For operators managing portfolios, the map also guides decisions about plant size and siting: in highly variable regions, smaller distributed plants may balance generation more effectively than a single large installation.
Finally, the seasonal variability map compares the month with the highest solar resource to the month with the lowest. This ratio quantifies how much stronger one season is compared to another.

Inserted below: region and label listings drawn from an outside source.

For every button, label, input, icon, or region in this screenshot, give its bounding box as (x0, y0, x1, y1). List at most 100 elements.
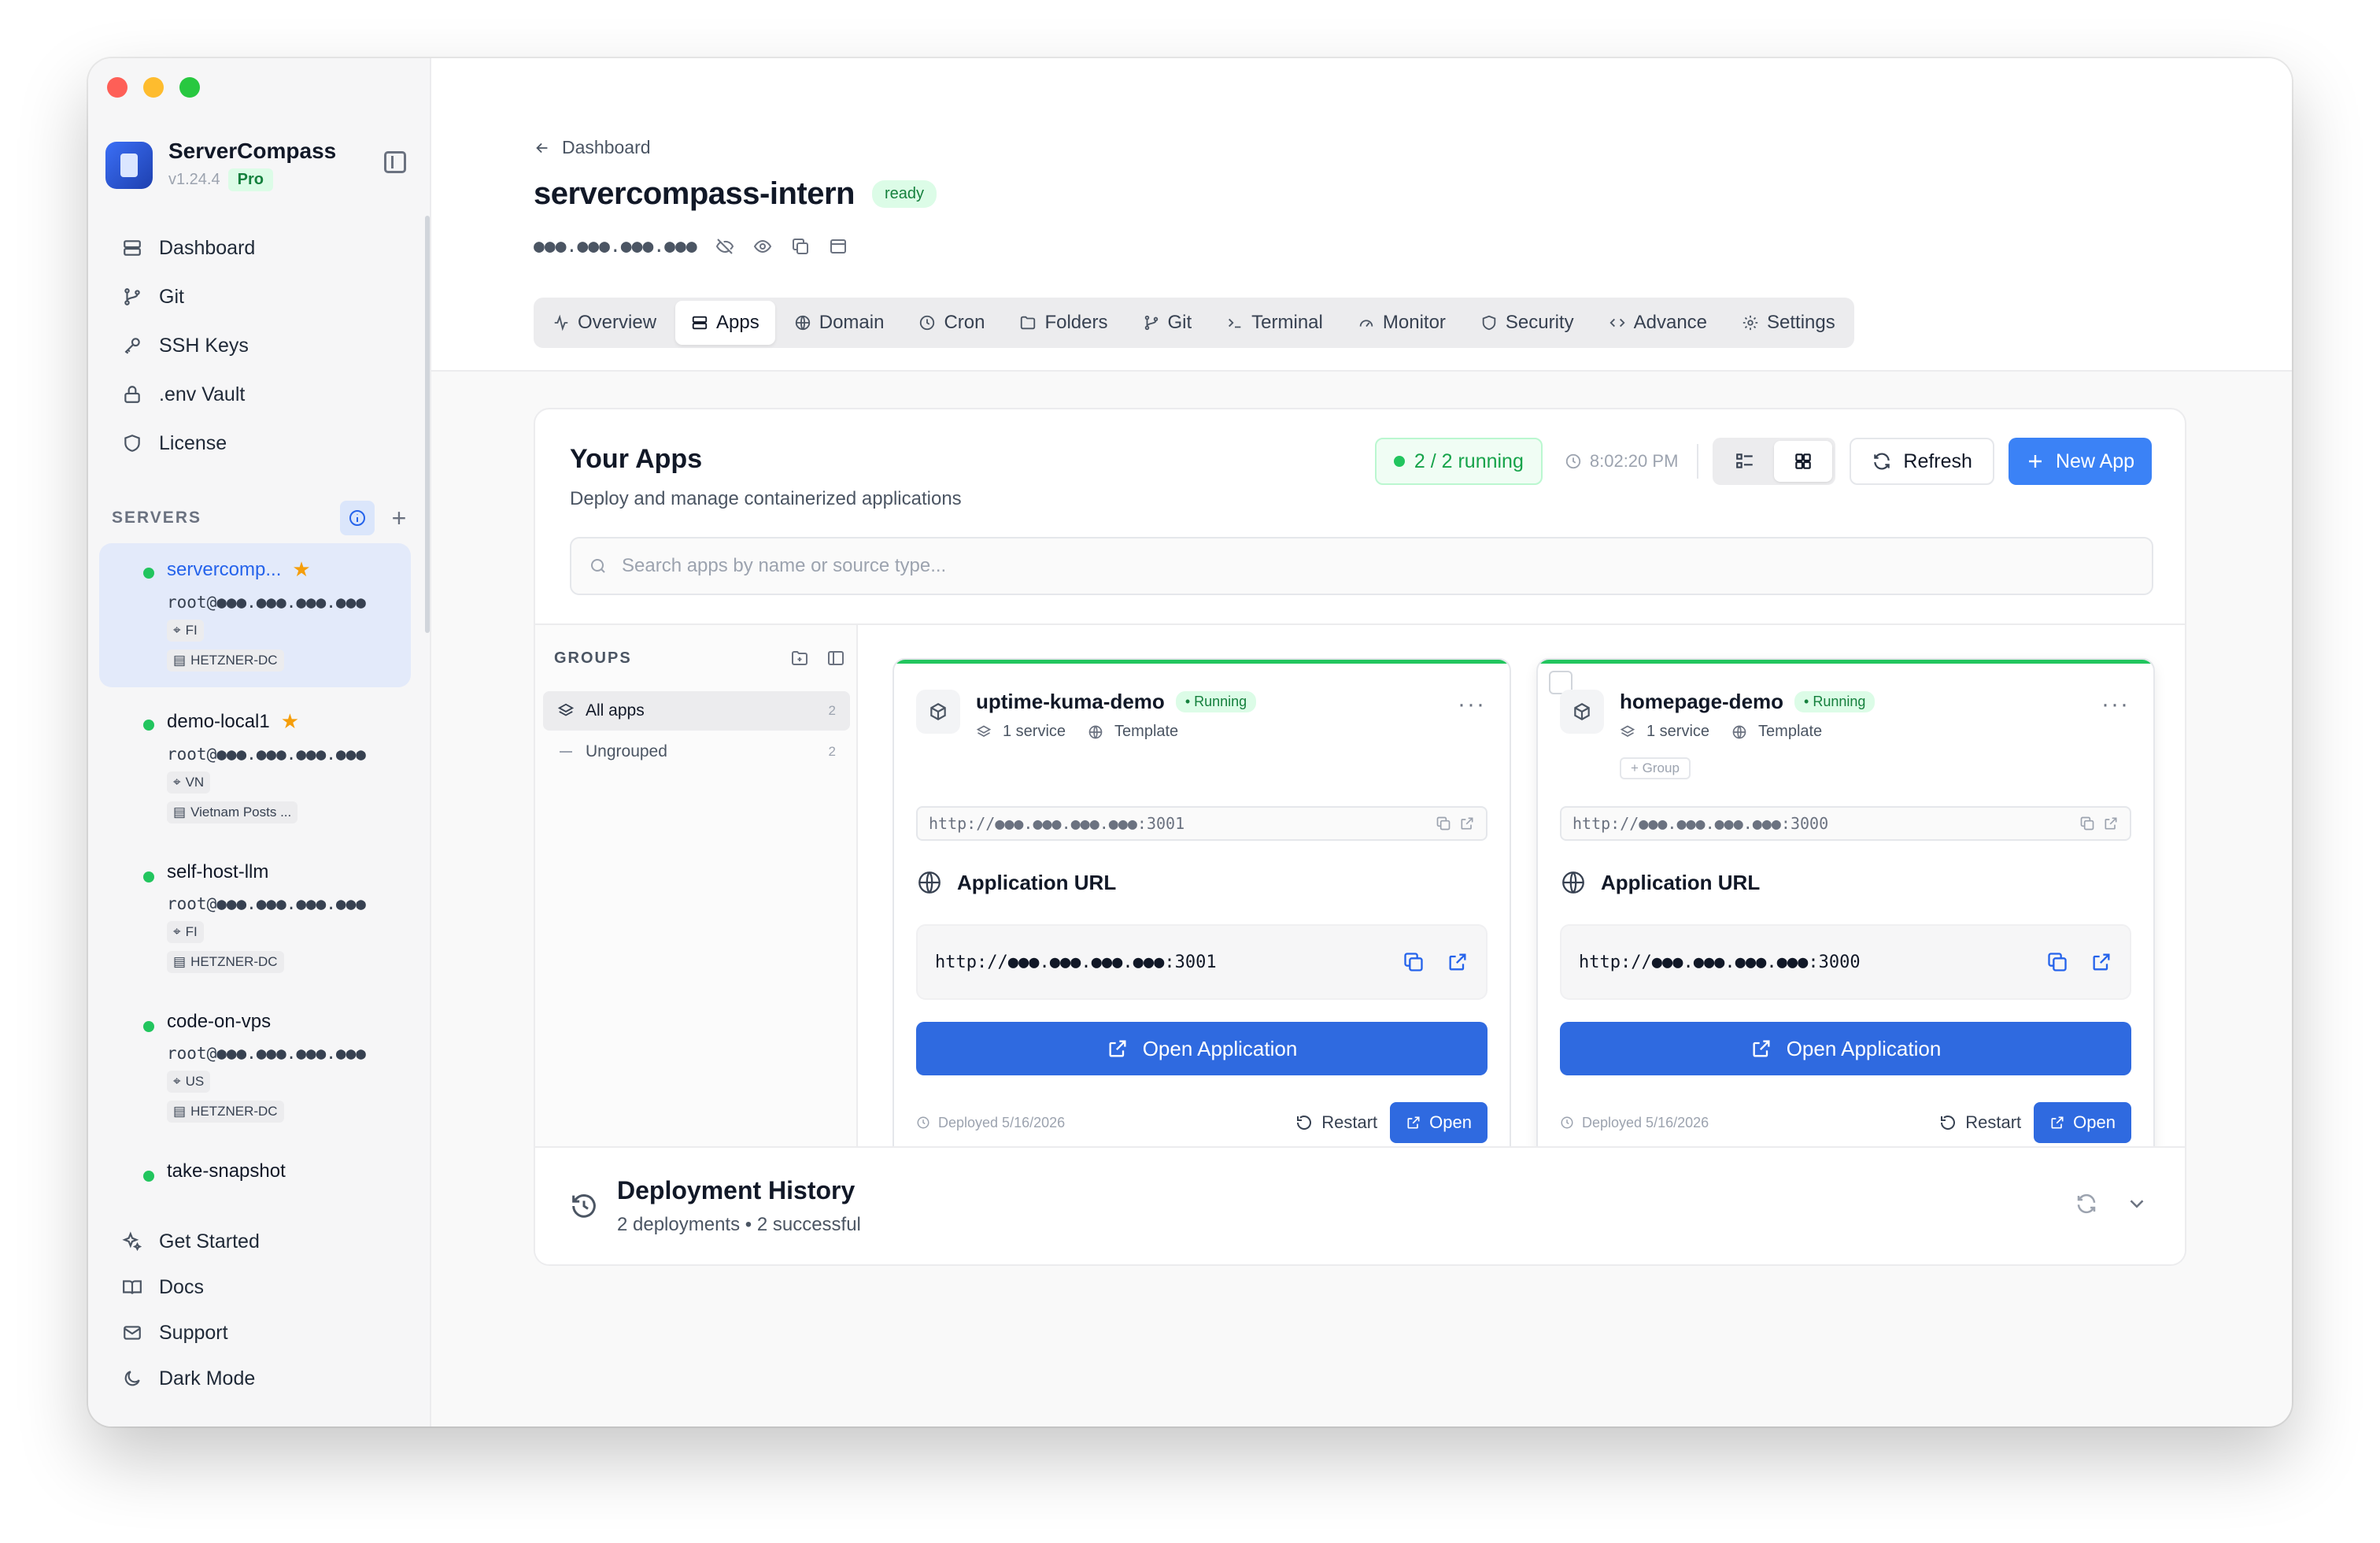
app-logo-icon (105, 141, 153, 189)
tab-folders[interactable]: Folders (1003, 301, 1123, 345)
star-icon[interactable]: ★ (292, 557, 310, 582)
gauge-icon (1358, 314, 1375, 331)
restart-button[interactable]: Restart (1295, 1112, 1377, 1133)
sidebar-item-env-vault[interactable]: .env Vault (107, 370, 414, 419)
new-app-button[interactable]: New App (2008, 438, 2152, 485)
tab-domain[interactable]: Domain (778, 301, 900, 345)
status-text: Running (1813, 694, 1866, 709)
server-item[interactable]: demo-local1 ★ root@●●●.●●●.●●●.●●● ⌖ VN ▤ V… (99, 695, 411, 839)
open-application-button[interactable]: Open Application (1560, 1022, 2131, 1075)
support-link[interactable]: Support (107, 1310, 414, 1356)
search-input[interactable]: Search apps by name or source type... (570, 537, 2153, 595)
tab-cron[interactable]: Cron (903, 301, 1000, 345)
external-link-icon[interactable] (2103, 816, 2119, 831)
add-server-button[interactable]: + (387, 504, 411, 533)
tab-apps[interactable]: Apps (675, 301, 775, 345)
internal-url: http://●●●.●●●.●●●.●●●:3000 (1560, 806, 2131, 841)
activity-icon (552, 314, 570, 331)
refresh-button[interactable]: Refresh (1850, 438, 1994, 485)
group-item-ungrouped[interactable]: Ungrouped 2 (543, 732, 850, 772)
info-icon[interactable] (340, 501, 375, 535)
sidebar-item-label: SSH Keys (159, 334, 249, 357)
server-name: self-host-llm (167, 861, 269, 883)
more-options-icon[interactable]: ··· (1458, 691, 1486, 718)
main-content: Dashboard servercompass-intern ready ●●●… (431, 58, 2292, 1426)
tab-security[interactable]: Security (1465, 301, 1590, 345)
app-name[interactable]: homepage-demo (1620, 690, 1783, 714)
refresh-icon[interactable] (2075, 1192, 2098, 1216)
copy-icon[interactable] (1436, 816, 1451, 831)
app-name[interactable]: uptime-kuma-demo (976, 690, 1165, 714)
page-header: Dashboard servercompass-intern ready ●●●… (431, 58, 2292, 372)
dark-mode-toggle[interactable]: Dark Mode (107, 1356, 414, 1401)
tab-git[interactable]: Git (1127, 301, 1208, 345)
server-item[interactable]: servercomp... ★ root@●●●.●●●.●●●.●●● ⌖ FI … (99, 543, 411, 687)
new-folder-icon[interactable] (790, 649, 809, 668)
internal-url: http://●●●.●●●.●●●.●●●:3001 (916, 806, 1488, 841)
tab-advance[interactable]: Advance (1593, 301, 1723, 345)
tab-monitor[interactable]: Monitor (1342, 301, 1462, 345)
git-branch-icon (1143, 314, 1160, 331)
minus-icon (557, 750, 575, 753)
collapse-panel-icon[interactable] (826, 649, 845, 668)
server-item[interactable]: code-on-vps root@●●●.●●●.●●●.●●● ⌖ US ▤ HE… (99, 997, 411, 1138)
restart-button[interactable]: Restart (1938, 1112, 2021, 1133)
server-item[interactable]: take-snapshot (99, 1146, 411, 1182)
open-button[interactable]: Open (1390, 1102, 1488, 1143)
tab-label: Domain (819, 312, 885, 333)
status-dot (1393, 456, 1405, 467)
sidebar-item-license[interactable]: License (107, 419, 414, 468)
eye-off-icon[interactable] (715, 236, 735, 257)
sidebar-toggle-icon[interactable] (384, 151, 406, 173)
sidebar-item-git[interactable]: Git (107, 272, 414, 321)
copy-icon[interactable] (790, 236, 811, 257)
copy-icon[interactable] (2046, 951, 2068, 973)
breadcrumb-link[interactable]: Dashboard (562, 137, 651, 158)
docs-link[interactable]: Docs (107, 1264, 414, 1310)
tab-label: Cron (944, 312, 985, 333)
new-app-label: New App (2055, 450, 2134, 472)
lock-icon (121, 383, 143, 405)
add-group-button[interactable]: + Group (1620, 757, 1691, 779)
external-link-icon[interactable] (2090, 951, 2112, 973)
group-item-all-apps[interactable]: All apps 2 (543, 691, 850, 731)
external-link-icon[interactable] (1459, 816, 1475, 831)
open-application-button[interactable]: Open Application (916, 1022, 1488, 1075)
get-started-link[interactable]: Get Started (107, 1219, 414, 1264)
deployment-history[interactable]: Deployment History 2 deployments • 2 suc… (535, 1146, 2185, 1264)
sidebar-item-dashboard[interactable]: Dashboard (107, 224, 414, 272)
close-window-button[interactable] (107, 77, 128, 98)
breadcrumb[interactable]: Dashboard (534, 137, 651, 158)
copy-icon[interactable] (2079, 816, 2095, 831)
sidebar-item-label: Dashboard (159, 236, 256, 259)
copy-icon[interactable] (1402, 951, 1425, 973)
eye-icon[interactable] (752, 236, 773, 257)
status-text: Running (1194, 694, 1247, 709)
open-button[interactable]: Open (2034, 1102, 2131, 1143)
restart-label: Restart (1321, 1112, 1378, 1132)
external-link-icon[interactable] (1447, 951, 1469, 973)
app-card[interactable]: homepage-demo • Running 1 service Templa… (1536, 658, 2155, 1168)
sidebar-scrollbar[interactable] (425, 216, 430, 633)
server-ip: root@●●●.●●●.●●●.●●● (167, 894, 366, 913)
tab-settings[interactable]: Settings (1726, 301, 1851, 345)
status-dot (143, 568, 154, 579)
more-options-icon[interactable]: ··· (2101, 691, 2130, 718)
grid-view-icon[interactable] (1774, 441, 1833, 482)
maximize-window-button[interactable] (179, 77, 200, 98)
app-card[interactable]: uptime-kuma-demo • Running 1 service Tem… (893, 658, 1511, 1168)
tab-overview[interactable]: Overview (537, 301, 672, 345)
sidebar-item-ssh-keys[interactable]: SSH Keys (107, 321, 414, 370)
server-item[interactable]: self-host-llm root@●●●.●●●.●●●.●●● ⌖ FI ▤… (99, 847, 411, 989)
gear-icon (1742, 314, 1759, 331)
layers-icon (976, 724, 992, 740)
tab-terminal[interactable]: Terminal (1210, 301, 1339, 345)
globe-icon (794, 314, 811, 331)
app-url-title: Application URL (957, 870, 1117, 894)
list-view-icon[interactable] (1716, 441, 1774, 482)
chevron-down-icon[interactable] (2125, 1192, 2149, 1216)
minimize-window-button[interactable] (143, 77, 164, 98)
browser-window-icon[interactable] (828, 236, 848, 257)
globe-icon (1560, 869, 1587, 896)
star-icon[interactable]: ★ (281, 709, 299, 734)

In northern Europe or northern Canada, values can exceed 8, meaning that December receives up to eight times less solar resource than May or June. The winter season cannot rely on much electricity from PV generation; however, due to significantly longer days in the summer months PV output in Northern Europe can compete with subtropical regions.
By contrast, southern Spain records ratios around 2.5, translating into PV output variability of roughly 1.7. In these regions, solar can realistically serve as a primary year-round energy source.

Understanding seasonal variability is crucial for grid planning and energy security. It underscores why solar in Central Europe must be paired with wind or storage, while in subtropical regions it can stand as a more consistent backbone of the energy mix.
Together, these four maps – D2G, GHI long-term variability, short-term variability, and seasonal variability – address the most common concerns of PV stakeholders: cloudiness, year-to-year swings, intra-day stability, and seasonal gaps. They extend far beyond simple GHI averages and allow for a deeper, scientifically grounded understanding of solar risk.
For developers and investors, combining insights from these maps helps answer fundamental questions: What technology should we choose? How stable will revenues be? What risks must be considered in financing and operations? And for policymakers, they provide clarity on how solar can be integrated into diverse regional energy systems.
At Solargis, our mission is not only to deliver precise solar data, but also to provide the visual and analytical tools that make these data meaningful. Maps are an essential part of that journey.